New RNC chairman may already be under investigation

Michael S. Steele, the new leader of the Republican Party, may be under investigation for misusing campaign funds, according to The Washington Post:
The recent allegations outlined four specific transactions. In addition to the payment to Steele's sister, Fabian said that the candidate used money from his state campaign improperly; that Steele paid $75,000 from the state campaign to a law firm for work that was never performed; and that he or an aide transferred more than $500,000 in campaign cash from one bank to another without authorization.
It's a big article with lots of interesting details, so I urge you to read it. A couple of issues occurred to me as I read this article and some of the Republican reaction to it.

First is the fact that the actions giving rise to these accusations happened under the Bush administration. The Bush administration has a long record of refusing to prosecute political allies. Did the Bush DOJ give Steele, a rising star in the GOP, a free pass?

Second, there is the defense being raised against the charges by Republicans, namely that the person making the accusations is a convicted felon--Alan B. Fabian--trying to strike a bargain for a more lenient sentence in connection with his conviction on unrelated fraud charges. What does it say about Steele that he chose a swindler like Alan B. Fabian to serve as the finance chairman of his 2006 senate race? Why did Michael S. Steele pal around with a soon-to-be convicted fraudster?

Some of you may remember Alan B. Fabian from this story about how Fabian used $100,000 worth of stolen money to help pay for George W. Bush's second inaugural.

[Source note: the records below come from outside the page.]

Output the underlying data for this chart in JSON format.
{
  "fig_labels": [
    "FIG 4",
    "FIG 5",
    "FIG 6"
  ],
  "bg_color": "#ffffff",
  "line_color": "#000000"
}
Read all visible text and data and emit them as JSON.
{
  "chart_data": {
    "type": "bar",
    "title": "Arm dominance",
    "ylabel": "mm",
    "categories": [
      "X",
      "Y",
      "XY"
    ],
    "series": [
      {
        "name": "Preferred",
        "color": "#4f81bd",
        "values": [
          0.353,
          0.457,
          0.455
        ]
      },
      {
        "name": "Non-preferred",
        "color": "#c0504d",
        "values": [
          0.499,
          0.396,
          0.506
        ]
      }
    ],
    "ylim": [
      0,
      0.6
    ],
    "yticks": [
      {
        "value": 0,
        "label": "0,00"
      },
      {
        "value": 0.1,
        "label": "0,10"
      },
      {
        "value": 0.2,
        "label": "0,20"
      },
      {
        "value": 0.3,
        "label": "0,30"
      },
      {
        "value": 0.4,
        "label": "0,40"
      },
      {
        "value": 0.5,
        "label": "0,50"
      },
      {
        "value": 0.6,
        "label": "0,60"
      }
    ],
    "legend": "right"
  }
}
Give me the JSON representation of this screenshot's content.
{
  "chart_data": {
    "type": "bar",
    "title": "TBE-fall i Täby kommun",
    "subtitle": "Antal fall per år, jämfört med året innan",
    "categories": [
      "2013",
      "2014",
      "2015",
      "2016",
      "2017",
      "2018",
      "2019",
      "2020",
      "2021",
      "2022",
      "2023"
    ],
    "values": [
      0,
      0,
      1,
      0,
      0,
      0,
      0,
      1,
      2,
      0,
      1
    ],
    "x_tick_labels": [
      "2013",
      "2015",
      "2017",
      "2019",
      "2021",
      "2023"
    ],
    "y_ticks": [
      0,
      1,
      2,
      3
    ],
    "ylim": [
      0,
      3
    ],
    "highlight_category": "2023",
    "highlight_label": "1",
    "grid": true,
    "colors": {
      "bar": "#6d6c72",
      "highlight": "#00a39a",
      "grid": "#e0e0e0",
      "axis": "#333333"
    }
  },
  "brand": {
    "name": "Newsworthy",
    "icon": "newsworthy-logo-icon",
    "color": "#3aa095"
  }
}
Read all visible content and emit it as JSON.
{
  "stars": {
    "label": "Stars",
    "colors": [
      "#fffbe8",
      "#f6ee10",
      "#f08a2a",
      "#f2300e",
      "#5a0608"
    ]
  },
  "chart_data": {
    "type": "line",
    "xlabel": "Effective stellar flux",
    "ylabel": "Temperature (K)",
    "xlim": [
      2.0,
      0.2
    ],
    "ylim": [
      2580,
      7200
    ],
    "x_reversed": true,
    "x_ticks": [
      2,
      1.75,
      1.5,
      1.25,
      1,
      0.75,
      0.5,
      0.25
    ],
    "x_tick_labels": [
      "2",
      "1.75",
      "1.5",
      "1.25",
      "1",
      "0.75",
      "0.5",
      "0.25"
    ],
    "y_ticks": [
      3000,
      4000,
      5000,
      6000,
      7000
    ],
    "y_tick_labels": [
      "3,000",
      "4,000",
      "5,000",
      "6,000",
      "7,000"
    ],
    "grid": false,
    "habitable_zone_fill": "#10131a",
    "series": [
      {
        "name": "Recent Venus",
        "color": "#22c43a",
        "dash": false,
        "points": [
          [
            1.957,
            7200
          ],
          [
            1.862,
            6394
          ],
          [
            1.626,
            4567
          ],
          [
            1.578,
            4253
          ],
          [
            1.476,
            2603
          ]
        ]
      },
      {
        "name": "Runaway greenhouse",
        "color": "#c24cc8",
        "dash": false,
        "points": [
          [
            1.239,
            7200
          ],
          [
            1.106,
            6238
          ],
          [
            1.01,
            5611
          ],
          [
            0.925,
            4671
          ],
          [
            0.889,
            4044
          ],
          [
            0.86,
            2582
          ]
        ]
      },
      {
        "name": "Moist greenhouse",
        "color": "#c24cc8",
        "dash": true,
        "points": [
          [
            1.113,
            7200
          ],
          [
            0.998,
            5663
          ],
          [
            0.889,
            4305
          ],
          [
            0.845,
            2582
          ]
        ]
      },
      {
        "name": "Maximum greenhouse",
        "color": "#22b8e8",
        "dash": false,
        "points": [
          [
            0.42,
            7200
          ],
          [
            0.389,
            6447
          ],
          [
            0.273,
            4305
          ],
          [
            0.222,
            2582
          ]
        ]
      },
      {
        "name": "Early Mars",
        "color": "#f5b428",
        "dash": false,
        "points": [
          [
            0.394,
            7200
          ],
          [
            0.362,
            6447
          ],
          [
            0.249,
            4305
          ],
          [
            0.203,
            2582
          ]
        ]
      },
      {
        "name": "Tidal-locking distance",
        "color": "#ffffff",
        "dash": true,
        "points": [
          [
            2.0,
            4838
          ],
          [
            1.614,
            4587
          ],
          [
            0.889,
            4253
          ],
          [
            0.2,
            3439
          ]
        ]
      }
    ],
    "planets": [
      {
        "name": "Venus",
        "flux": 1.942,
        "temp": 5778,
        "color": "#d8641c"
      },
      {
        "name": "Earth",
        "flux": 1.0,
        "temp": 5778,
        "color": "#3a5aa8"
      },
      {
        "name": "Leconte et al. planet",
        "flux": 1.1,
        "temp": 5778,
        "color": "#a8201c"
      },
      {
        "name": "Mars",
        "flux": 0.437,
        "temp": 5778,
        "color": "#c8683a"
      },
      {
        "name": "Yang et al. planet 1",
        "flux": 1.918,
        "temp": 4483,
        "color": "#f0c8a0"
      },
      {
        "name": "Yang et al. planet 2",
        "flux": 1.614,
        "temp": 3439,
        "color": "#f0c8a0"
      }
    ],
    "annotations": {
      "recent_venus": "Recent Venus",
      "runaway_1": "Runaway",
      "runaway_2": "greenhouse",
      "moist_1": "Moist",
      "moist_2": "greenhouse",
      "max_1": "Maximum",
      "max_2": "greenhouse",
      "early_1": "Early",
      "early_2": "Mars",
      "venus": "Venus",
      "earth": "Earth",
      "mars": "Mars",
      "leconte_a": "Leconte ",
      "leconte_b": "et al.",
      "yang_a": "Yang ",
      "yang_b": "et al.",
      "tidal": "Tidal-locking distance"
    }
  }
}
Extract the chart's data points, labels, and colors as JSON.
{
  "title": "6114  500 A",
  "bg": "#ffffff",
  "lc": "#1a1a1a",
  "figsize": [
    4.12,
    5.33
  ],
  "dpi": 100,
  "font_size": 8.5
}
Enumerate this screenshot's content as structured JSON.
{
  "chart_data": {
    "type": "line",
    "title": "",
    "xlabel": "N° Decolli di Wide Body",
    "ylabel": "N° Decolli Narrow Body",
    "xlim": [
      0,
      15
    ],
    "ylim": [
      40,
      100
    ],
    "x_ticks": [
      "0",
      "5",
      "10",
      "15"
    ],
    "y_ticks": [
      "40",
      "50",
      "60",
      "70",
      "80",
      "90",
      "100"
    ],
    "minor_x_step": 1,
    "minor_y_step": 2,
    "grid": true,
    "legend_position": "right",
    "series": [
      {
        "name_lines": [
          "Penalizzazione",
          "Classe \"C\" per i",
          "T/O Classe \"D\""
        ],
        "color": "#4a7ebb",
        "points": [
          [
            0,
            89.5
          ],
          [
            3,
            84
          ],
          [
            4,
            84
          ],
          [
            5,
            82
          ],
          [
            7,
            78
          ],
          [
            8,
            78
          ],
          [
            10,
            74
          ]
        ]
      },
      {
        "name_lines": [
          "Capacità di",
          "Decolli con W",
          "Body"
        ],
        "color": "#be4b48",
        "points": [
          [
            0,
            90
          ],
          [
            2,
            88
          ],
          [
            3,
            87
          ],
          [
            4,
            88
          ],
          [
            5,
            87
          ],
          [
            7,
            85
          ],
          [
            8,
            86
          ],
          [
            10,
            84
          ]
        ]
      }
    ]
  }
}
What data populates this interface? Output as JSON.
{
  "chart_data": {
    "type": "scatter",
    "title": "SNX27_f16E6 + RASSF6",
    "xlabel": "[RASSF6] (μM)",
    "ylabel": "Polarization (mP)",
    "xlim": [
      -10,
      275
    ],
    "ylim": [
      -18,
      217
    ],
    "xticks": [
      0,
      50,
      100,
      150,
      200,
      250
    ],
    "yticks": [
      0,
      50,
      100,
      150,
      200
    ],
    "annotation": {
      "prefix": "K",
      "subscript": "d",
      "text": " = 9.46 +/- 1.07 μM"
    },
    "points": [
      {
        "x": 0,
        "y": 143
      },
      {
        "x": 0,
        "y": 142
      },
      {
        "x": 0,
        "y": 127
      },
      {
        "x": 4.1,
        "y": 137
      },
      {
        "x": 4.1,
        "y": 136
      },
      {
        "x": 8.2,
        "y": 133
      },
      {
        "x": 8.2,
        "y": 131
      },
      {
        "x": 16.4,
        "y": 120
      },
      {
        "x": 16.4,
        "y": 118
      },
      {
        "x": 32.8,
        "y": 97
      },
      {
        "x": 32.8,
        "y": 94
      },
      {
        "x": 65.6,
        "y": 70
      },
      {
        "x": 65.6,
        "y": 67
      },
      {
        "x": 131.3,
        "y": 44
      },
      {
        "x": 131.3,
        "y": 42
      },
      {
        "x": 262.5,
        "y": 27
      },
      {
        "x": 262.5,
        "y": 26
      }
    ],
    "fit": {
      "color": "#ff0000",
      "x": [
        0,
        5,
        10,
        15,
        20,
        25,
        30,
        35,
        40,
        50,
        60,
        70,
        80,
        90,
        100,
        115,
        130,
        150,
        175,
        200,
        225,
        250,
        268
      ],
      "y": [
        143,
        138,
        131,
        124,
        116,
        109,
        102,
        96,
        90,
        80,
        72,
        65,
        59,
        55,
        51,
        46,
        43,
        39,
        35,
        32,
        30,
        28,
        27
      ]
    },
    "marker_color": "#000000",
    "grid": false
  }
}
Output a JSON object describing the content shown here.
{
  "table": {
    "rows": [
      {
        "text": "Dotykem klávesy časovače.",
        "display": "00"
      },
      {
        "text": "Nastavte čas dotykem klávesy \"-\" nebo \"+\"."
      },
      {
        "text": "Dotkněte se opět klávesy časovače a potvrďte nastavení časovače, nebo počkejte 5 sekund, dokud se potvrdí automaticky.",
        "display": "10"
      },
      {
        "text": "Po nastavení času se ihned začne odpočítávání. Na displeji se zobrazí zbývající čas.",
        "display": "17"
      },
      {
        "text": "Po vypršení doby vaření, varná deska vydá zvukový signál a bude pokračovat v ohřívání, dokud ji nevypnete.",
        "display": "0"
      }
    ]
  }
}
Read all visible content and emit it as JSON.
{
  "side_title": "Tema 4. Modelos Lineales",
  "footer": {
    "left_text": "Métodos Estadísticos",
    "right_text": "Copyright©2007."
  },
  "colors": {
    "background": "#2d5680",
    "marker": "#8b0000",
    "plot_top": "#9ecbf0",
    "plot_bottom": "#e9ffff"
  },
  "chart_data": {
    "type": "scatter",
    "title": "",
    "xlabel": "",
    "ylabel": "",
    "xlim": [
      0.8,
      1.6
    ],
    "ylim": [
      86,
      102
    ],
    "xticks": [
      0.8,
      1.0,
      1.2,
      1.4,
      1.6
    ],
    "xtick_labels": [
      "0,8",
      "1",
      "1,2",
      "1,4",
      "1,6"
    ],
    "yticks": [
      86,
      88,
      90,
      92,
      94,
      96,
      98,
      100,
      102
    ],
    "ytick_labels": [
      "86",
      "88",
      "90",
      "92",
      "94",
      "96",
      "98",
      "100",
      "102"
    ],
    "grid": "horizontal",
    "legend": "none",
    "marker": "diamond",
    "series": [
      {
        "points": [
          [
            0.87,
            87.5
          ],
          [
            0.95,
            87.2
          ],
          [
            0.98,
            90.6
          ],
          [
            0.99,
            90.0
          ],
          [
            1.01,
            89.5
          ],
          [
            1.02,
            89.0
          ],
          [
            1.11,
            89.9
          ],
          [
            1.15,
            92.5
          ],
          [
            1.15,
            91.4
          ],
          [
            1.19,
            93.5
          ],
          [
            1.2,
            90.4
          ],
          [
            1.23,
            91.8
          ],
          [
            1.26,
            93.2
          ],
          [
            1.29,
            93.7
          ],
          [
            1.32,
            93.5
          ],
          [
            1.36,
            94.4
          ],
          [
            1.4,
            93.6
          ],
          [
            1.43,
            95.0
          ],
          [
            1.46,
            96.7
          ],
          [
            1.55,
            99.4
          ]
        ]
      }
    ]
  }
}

Republican corruption can be a pretty incestuous business.

1 comment:

James Young said...

"Steele paid $75,000 from the state campaign to a law firm for work that was never performed"?

I don't know why this would be a misuse of funds by Steele, unless there's some illicit purpose not even implied. It would be an ethical violation --- if not a crime --- for an attorney accept funds for work not performed, but I can't see how it's a problem for the attorney's victim. On the other hand, it could be a transaction as simple as a retainer.